Bref, notre secteur d’activité va profondément être impacté par les nouvelles possibilités apportées par les études en ligne ... Et pour répondre à Bruce, dont je viens de découvrir le commentaire, je souscris de mon côté à l'idée d'un futur changement de paradigme : il me semble assez peu réaliste d'imaginer que l'Internet bouleverse un à un tous les secteurs, sauf le notre ...

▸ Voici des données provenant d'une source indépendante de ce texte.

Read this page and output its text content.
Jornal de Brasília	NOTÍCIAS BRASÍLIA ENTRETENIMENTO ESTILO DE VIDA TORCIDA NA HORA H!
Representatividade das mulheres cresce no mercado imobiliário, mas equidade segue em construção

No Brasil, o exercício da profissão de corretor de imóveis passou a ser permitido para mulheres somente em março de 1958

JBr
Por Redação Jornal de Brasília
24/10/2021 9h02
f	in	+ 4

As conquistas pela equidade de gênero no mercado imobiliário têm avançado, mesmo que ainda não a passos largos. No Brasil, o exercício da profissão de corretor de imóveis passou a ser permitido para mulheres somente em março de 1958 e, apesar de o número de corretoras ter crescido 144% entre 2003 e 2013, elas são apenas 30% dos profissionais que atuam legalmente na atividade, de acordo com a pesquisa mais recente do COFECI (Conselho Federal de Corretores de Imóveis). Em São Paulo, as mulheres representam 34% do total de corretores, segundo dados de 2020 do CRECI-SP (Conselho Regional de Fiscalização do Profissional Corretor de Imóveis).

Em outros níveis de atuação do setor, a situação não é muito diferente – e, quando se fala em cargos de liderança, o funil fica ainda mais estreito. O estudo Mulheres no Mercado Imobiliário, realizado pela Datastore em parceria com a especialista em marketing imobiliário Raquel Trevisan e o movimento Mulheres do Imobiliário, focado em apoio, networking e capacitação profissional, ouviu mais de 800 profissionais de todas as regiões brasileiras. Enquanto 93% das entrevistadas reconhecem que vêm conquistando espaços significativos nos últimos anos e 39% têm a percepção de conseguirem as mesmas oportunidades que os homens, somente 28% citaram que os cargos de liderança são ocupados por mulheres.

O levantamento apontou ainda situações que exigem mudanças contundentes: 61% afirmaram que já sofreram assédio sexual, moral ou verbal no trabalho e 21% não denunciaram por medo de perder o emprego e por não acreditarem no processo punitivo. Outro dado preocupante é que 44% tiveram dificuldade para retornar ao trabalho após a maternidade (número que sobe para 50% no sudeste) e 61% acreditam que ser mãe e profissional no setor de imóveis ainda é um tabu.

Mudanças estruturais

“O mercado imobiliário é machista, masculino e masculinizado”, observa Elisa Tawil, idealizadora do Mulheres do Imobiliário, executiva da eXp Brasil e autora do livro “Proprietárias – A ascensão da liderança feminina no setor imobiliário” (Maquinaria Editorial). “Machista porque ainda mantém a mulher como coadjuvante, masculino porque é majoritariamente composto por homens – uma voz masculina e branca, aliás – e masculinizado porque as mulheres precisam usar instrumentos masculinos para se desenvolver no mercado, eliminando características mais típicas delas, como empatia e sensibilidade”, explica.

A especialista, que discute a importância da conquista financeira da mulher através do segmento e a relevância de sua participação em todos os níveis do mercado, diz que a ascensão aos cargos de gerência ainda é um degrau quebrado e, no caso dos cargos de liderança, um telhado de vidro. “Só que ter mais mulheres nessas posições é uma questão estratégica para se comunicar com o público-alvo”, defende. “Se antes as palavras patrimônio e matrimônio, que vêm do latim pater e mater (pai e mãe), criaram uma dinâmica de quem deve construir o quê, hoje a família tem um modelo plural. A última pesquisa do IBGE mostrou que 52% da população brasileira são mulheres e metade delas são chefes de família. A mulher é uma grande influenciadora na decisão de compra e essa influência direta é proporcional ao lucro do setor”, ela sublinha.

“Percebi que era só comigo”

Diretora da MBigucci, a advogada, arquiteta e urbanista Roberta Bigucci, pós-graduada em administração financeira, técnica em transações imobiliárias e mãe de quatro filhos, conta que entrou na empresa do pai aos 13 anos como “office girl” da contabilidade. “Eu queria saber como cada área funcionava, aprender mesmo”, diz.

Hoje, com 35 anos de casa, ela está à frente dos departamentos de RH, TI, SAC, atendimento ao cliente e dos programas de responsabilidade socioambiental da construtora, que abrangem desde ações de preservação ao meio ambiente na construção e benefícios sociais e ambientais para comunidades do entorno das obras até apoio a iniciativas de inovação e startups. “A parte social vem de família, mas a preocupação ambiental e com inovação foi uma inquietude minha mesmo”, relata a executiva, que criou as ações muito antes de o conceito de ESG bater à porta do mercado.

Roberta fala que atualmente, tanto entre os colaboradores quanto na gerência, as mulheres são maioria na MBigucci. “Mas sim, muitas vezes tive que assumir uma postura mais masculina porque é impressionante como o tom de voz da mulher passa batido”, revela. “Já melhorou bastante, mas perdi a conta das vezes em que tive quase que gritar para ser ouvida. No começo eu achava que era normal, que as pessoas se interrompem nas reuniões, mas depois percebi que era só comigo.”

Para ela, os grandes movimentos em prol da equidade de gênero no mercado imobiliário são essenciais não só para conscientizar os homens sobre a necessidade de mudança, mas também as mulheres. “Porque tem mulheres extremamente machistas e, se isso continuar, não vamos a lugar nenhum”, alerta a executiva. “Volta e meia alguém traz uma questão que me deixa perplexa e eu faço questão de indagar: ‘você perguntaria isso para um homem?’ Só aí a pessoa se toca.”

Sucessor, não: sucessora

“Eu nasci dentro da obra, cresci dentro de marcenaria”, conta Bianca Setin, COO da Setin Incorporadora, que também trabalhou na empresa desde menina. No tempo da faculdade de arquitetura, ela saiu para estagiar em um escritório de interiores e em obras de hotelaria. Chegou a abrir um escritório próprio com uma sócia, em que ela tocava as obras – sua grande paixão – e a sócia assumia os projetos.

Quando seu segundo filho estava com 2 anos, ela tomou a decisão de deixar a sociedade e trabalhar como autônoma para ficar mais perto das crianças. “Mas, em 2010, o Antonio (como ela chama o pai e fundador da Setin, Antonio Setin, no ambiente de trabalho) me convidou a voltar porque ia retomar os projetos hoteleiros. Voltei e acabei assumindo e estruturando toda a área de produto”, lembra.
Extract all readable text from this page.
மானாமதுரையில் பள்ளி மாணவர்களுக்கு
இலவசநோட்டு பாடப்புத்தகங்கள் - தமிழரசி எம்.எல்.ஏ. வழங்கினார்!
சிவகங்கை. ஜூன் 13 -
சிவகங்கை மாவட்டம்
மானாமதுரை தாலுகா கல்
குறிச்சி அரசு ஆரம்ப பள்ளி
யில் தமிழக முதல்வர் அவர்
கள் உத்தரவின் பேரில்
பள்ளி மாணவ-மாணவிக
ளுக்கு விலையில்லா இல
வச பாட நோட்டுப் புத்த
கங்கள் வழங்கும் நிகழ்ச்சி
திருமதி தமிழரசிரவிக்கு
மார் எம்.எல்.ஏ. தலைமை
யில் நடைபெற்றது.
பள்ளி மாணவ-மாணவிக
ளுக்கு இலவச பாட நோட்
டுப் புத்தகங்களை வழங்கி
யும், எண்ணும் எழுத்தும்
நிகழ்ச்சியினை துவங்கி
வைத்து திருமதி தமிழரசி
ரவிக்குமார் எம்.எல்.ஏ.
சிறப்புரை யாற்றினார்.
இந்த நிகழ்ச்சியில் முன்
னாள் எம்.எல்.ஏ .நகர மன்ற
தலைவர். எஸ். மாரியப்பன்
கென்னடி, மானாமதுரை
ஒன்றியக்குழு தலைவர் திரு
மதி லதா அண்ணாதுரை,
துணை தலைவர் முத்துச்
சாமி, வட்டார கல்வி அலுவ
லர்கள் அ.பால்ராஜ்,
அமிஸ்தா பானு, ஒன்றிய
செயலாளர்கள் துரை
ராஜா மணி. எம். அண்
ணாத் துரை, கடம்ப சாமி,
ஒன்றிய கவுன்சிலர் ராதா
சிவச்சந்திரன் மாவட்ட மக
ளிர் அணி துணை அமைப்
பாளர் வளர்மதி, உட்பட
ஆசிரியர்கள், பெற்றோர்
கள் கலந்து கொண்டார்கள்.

Écrit par : François Abiven | 27/11/2006

François,

Je partage ton analyse sur la qualité de la représentativité de la cible internet vs les modes classiques.
Je rajouterai que la notion de représentativité est souvent avancée in abstracto, alors que cette notion n'a de sens qu'au regard d'un objectif DEFINI de construction de cible pertinente. Celui-ci découle lui-même d'un OBJECTIF D'ETUDE marketing.
Impossible de parler de représentativité dans le vide.
Si on veut représenter les internautes d'un pays, c'est cette population-là qui doit être prise comme univers - et c'est parfois même une sous-partie qui est retenue comme référence (les jeunes de ... à ...; etc.)
La mise en oeuvre est faite à l'aide des moyens disponibles et est évaluée par rapport à cet objectif de cible pertinente, sachant que la perfection n'est pas de ce monde. Le plus important est de faire des choix conscients éclairés.
On devrait ainsi éviter quelques confusions dans les esprits.

Amicalement,

Dominique Esmieu

Écrit par : Dominique Esmieu - Consultant Afrique Moyen Orient | 27/11/2006

Il existe d'autres moyens de recruter des internautes que par un access panel. Un bon moyen consiste à utiliser les adresses emails de ses clients, on y gagne en fiabilité.